Çoğunlukla tur programlarına alınmayıp, ayrı bir gezi olarak sunulan St. Paul de Vence turuna katılmanızı, hararetle öneririm. Burası, Fransa'nın en eski ortaçağ şehirlerinden biri ve o eski tarihi dokusunu bütünüyle koruyor. Taş binaların arasındaki daracık otantik sokaklarda geziyor ve çiçeklerle, sarmaşıklarla kaplı evlere hayranlıkla bakarak şehrin küçük ama çok şık restoranlarında yemek yeme keyfini yaşıyorsunuz. Elbette, St. Paul de Vence'ı daha da önemli kılan özelliği, ülkenin çağdaş sanat merkezlerinden biri olması. Atölyeler, sergiler, sanat malzemesi satan dükkanlar... Büyüleneceksiniz, o kadar söyleyeyim.


Geliyoruz, majör duraklarımızdan biri olan Nice'e.
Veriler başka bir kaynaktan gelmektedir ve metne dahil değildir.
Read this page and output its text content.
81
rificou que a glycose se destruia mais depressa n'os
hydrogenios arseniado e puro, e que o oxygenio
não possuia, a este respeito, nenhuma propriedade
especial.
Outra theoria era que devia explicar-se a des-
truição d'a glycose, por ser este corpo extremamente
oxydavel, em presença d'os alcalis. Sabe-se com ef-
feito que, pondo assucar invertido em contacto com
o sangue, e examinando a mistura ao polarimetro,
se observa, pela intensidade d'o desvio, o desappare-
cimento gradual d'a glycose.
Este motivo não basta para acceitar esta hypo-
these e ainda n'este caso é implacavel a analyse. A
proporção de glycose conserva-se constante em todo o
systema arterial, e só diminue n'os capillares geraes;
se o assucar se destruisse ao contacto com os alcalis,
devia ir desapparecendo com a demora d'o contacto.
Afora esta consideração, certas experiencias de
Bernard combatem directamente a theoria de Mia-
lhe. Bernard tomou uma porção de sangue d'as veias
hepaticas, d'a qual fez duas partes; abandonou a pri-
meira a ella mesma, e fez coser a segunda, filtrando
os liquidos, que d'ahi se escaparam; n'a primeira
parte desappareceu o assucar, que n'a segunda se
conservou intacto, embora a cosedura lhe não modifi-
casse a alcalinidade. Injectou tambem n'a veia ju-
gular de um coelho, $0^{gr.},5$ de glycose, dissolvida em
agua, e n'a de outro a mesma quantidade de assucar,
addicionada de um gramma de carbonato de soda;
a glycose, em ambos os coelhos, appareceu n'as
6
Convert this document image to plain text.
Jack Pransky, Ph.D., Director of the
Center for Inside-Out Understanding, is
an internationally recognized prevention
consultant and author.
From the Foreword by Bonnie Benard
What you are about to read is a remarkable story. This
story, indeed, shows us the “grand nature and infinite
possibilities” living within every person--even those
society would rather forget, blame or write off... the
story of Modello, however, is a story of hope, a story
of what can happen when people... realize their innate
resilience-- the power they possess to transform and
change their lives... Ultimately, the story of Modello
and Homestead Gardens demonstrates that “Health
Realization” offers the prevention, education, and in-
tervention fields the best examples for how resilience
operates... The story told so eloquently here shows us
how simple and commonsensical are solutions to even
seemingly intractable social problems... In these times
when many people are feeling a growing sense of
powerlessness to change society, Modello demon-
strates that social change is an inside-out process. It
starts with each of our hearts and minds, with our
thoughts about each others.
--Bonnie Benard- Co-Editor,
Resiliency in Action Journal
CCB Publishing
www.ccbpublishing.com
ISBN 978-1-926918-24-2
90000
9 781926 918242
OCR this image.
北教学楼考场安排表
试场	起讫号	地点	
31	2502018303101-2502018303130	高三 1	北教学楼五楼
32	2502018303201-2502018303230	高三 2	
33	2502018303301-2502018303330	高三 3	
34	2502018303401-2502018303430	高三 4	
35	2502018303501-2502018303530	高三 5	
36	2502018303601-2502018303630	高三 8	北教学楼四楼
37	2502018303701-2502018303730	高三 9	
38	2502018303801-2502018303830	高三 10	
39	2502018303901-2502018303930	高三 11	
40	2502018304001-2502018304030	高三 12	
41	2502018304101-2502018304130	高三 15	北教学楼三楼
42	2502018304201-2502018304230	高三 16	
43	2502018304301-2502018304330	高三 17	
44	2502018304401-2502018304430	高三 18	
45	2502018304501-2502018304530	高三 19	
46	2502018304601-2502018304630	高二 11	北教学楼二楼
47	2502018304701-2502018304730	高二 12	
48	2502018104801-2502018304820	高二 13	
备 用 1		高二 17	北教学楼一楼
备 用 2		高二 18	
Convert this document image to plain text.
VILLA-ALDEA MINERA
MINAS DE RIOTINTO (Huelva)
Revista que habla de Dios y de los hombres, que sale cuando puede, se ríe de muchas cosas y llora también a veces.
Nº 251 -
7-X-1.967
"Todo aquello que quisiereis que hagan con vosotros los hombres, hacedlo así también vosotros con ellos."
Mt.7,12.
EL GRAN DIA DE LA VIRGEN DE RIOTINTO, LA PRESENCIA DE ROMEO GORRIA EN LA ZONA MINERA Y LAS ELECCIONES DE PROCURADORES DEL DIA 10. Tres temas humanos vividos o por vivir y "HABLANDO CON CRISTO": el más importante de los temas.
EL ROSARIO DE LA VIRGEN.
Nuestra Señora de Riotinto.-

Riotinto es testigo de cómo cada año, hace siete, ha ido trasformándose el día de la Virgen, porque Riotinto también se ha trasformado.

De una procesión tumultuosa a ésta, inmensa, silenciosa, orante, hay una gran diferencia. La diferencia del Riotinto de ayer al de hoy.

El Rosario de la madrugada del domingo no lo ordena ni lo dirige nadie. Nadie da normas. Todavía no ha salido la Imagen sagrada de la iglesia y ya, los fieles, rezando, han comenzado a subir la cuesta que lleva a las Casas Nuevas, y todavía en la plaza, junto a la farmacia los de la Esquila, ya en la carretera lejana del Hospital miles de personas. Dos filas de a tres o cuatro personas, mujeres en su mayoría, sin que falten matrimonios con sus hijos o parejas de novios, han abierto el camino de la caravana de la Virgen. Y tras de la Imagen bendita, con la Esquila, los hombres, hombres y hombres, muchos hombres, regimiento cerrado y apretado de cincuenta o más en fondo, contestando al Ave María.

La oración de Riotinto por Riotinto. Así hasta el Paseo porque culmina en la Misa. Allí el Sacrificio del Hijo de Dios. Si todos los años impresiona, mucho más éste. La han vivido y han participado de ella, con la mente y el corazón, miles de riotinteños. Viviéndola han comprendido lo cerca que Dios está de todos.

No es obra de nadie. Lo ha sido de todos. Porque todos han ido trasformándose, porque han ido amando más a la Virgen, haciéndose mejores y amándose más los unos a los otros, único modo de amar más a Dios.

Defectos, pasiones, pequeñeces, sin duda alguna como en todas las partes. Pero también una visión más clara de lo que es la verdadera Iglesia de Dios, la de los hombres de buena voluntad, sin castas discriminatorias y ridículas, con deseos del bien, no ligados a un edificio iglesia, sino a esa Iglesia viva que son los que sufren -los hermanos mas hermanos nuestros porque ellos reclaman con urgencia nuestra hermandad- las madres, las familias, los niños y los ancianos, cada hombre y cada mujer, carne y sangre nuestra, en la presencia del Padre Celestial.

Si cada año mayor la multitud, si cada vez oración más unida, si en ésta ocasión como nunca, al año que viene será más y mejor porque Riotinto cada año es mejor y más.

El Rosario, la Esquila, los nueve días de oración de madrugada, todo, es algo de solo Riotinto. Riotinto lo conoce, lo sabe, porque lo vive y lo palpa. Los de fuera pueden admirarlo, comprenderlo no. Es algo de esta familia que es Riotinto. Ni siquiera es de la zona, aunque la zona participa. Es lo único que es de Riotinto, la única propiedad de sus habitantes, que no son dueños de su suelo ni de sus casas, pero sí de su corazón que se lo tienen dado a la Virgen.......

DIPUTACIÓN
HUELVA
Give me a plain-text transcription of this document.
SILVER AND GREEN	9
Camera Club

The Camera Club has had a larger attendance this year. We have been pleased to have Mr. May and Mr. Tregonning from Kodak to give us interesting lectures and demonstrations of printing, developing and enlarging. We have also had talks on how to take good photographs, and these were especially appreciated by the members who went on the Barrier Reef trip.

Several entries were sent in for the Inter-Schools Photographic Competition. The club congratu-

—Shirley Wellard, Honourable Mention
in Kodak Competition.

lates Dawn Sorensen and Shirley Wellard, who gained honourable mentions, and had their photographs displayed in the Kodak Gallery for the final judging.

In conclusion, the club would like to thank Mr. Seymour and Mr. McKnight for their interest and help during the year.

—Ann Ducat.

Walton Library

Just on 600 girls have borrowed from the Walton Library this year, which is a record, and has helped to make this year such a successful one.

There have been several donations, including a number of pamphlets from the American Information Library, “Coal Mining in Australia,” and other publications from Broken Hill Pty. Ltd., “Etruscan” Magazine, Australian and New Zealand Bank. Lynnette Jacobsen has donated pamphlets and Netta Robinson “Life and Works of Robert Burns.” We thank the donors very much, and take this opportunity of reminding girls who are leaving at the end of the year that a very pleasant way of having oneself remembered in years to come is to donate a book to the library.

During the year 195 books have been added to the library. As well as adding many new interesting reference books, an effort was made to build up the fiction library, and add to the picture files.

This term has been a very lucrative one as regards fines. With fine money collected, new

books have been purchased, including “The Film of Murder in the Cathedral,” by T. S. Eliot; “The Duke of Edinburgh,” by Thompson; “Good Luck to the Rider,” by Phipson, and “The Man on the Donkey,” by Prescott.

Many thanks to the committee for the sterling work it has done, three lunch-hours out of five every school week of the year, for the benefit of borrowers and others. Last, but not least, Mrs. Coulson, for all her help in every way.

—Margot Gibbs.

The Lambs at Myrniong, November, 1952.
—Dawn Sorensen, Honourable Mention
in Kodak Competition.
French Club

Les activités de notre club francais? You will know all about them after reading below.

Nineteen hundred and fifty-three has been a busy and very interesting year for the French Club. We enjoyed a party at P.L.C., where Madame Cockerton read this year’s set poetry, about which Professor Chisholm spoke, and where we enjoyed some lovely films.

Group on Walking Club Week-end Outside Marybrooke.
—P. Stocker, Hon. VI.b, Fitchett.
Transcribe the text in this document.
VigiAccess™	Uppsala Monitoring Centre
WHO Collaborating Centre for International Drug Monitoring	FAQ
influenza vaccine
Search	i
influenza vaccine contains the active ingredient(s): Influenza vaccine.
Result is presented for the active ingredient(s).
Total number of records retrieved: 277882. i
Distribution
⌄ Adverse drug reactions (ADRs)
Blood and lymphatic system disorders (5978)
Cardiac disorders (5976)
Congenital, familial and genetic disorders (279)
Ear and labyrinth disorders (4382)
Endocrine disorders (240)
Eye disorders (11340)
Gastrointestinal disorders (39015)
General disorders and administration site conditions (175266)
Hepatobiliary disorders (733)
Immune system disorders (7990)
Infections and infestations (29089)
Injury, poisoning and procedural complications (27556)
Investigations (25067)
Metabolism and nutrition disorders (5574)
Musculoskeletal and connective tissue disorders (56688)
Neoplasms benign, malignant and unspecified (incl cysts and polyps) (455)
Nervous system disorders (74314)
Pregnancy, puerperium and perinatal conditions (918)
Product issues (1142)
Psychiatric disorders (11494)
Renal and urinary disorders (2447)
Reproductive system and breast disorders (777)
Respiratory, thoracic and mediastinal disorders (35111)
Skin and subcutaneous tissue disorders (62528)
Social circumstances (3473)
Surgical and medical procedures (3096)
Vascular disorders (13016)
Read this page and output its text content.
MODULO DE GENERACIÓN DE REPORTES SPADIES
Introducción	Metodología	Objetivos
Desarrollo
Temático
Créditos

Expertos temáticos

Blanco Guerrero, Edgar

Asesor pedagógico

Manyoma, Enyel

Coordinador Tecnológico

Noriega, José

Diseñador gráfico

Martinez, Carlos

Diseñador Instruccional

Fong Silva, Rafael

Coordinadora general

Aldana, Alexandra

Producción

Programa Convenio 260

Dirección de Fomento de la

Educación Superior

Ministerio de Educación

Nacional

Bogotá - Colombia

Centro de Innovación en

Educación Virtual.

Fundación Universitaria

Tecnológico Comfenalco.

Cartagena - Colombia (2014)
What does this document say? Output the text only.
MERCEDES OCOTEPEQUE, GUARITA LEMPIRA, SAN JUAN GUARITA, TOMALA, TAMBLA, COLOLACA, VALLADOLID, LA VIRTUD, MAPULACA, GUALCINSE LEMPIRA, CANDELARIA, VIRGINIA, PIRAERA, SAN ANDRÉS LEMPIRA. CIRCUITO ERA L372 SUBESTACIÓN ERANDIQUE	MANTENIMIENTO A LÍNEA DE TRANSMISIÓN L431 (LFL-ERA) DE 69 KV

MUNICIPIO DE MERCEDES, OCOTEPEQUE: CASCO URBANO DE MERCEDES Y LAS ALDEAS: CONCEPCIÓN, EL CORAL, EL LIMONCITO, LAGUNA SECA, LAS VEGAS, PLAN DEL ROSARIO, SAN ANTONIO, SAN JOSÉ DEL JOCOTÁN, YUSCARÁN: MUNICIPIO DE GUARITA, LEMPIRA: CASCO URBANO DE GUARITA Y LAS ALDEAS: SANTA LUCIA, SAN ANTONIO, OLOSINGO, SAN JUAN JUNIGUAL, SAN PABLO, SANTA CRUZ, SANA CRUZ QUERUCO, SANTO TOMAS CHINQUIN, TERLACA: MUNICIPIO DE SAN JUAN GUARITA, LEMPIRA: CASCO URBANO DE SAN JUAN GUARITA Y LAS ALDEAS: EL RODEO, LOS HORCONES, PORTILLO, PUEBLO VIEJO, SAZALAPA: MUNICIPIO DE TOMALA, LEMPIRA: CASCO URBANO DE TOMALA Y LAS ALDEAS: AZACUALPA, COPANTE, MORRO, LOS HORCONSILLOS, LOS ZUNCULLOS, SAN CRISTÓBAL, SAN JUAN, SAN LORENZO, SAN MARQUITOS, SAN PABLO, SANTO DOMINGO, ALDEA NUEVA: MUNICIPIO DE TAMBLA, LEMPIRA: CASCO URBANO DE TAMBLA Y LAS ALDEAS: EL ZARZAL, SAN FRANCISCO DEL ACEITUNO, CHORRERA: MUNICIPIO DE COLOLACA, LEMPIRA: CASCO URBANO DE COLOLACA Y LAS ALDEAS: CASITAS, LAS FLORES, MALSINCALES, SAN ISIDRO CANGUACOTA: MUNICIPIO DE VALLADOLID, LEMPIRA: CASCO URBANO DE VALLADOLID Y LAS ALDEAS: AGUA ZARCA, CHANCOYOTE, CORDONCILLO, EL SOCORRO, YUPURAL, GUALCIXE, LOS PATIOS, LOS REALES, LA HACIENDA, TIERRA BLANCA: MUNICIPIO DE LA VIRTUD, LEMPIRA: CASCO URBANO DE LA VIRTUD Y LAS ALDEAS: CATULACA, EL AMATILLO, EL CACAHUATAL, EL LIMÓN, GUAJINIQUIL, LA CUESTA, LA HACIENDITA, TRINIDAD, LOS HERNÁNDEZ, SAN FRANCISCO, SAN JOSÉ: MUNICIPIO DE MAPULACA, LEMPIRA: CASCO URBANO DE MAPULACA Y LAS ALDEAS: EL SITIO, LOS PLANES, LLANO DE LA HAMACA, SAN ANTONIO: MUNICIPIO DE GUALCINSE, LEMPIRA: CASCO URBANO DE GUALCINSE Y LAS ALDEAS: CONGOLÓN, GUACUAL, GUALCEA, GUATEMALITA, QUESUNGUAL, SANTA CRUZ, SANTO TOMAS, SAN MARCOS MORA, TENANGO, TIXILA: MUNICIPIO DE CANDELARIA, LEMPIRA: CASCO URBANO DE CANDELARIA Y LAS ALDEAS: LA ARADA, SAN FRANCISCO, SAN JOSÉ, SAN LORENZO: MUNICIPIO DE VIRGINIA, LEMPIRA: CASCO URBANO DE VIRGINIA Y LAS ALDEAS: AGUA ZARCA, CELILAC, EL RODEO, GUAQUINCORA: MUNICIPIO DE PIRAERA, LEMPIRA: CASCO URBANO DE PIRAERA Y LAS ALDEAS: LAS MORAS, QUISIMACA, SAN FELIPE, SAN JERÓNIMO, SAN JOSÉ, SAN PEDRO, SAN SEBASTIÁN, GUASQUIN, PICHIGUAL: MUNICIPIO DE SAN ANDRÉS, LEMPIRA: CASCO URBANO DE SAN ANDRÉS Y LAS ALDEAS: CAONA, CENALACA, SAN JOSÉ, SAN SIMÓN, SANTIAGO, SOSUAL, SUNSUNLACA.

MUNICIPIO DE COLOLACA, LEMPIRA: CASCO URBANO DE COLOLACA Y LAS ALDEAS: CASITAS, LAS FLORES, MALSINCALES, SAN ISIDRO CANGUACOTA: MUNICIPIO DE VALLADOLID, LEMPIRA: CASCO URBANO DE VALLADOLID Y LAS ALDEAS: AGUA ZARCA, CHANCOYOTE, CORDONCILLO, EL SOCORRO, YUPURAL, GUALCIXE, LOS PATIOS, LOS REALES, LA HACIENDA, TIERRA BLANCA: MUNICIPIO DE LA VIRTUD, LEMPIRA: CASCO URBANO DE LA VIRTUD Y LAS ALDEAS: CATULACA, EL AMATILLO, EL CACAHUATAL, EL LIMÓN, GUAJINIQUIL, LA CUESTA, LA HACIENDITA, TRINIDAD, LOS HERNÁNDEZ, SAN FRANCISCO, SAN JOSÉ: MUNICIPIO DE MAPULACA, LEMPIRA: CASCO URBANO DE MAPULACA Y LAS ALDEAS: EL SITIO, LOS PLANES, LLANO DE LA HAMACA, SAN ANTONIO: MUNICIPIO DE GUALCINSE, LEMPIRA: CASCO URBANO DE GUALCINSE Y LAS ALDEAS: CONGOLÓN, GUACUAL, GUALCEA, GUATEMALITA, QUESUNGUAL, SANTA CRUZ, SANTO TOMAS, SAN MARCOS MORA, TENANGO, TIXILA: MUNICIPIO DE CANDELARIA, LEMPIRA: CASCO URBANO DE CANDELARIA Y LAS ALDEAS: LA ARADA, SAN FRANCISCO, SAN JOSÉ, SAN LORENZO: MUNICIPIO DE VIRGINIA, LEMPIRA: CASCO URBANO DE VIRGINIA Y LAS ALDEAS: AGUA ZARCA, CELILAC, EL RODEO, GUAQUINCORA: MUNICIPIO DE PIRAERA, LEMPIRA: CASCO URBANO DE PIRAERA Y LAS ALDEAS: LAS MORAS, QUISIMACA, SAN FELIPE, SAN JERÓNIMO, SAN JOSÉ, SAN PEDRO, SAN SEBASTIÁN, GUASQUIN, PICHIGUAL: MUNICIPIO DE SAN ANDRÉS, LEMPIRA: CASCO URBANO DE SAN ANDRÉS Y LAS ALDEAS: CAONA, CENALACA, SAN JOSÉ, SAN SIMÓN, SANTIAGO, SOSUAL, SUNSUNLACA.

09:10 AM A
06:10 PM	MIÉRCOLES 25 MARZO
Uzuuuuun bir kıyı şeridiyle Akdeniz'in en keyifli sahillerinden birine sahip olan Nice, Fransa'nın yedinci en kalabalık şehri. (Bu "uzuuuun"daki u'ların fazlalığının nedenini, şehri gezince anlayacaksınız.) Bu nedenle, epeyce kozmopolit bir yapısı var; Kuzey Afrika kökenli Fransızlar, önemli bir kesimi oluşturuyor. Hem gündüz hem de gece, sahil son derece hareketli ve ışıl ışıl; şehirde parklar ve yeşil alanlar da bir hayli fazla ve kent yapısı çok güzel planlanmış. Çoğunlukla, herhangi bir ulaşım aracına gerek duymadan görülebilecek bütün güzel yerleri yürüyerek dolaşabilirsiniz. Promenade des Anglais, yani "İngiliz Yürüyüş Yolu" adıyla bilinen bulvar, kıyı boyunca kilometrelerce uzanıyor.


Şehir, Marsilya'daki Foçalı Yunan kolonistler tarafından yaklaşık 2400 yıl önce kurulmuş ve Yunan mitolojisindeki zafer tanrıçası Nike'nin adı verilmiş. Bugün, Nice La Belle diye anılıyor genellikle, yani Güzel Nice. Şehirdeki pırıl pırıl temiz havanın yarattığı ışık ve renkler, Marc Chagall ve Henri Matisse gibi ünlü ressamları derinden etkilemiş.


Place Masséna, sahil şeridine yakın en büyük meydanlardan biri. Etkileyici bir Apollon heykelinin yer aldığı bu meydan Nice'in ünlü festival ve konserlerine de ev sahipliği yapıyor. Ayrıca, ulaşım ağının da merkez noktalarından biri. "Eski Kent",  Promenade des Anglais ve şehrin görülmeye değer yerlerinden Jardin Albert 1er bu meydana yürüyerek iki dakika uzaklıkta. Mimarisiyle dikkat çeken ve İtalyan izleri taşıyan Garibaldi Meydanı da görülmeye değer yerler arasında. İtalya'nın birliğini sağlayan Giuseppe Garibaldi'nin adı, meydana 1870 yılında verilmiş. Bundan önce Silahlar Meydanı, Napoleon Meydanı, Cumhuriyet Meydanı gibi adlarla anılmış. Nice kenti İtalya birliğiyle müttefik olduğunda Garibaldi için meydana büyük bir anıt dikilmiş ve isim değişikliği yapılmış.


Eski Kent'in merkezindeki Place Rosetti'de geleneksel restoran ve publarda şehrin keyfini çıkarabilir ve etkileyici yapılardan Sainte-Réparate Katedrali'ni gezebilirsiniz. Eğer gece vakti uğrarsanız, meydanın ışıklandırması sizi büyüleyecek. Ayrıca Cours Saleya'daki günlük çiçek pazarında keyifle dolaşabilir ve Gotik mimarinin en güzel örneklerinden biri olan Notre Dame de Nice'i ziyaret edebilirsiniz. Bir Côte d'Azure paket turu içinde yalnızca üç gün ayrılan Nice'i gezmek için bu süre elbette yetmeyecek ama damağınızda kalan tadıyla bu güzel Akdeniz kentine bir daha gelmek için kafanızda planlar yapmaya başlayacaksınız. Bu turun devamında, paketlerde San Remo, Milano, Como Gölü ve Lugano da yer alıyor ama onlar başka bir yazıya kalsın, çünkü başlı başına ayrıca ele alınmayı hak ediyorlar.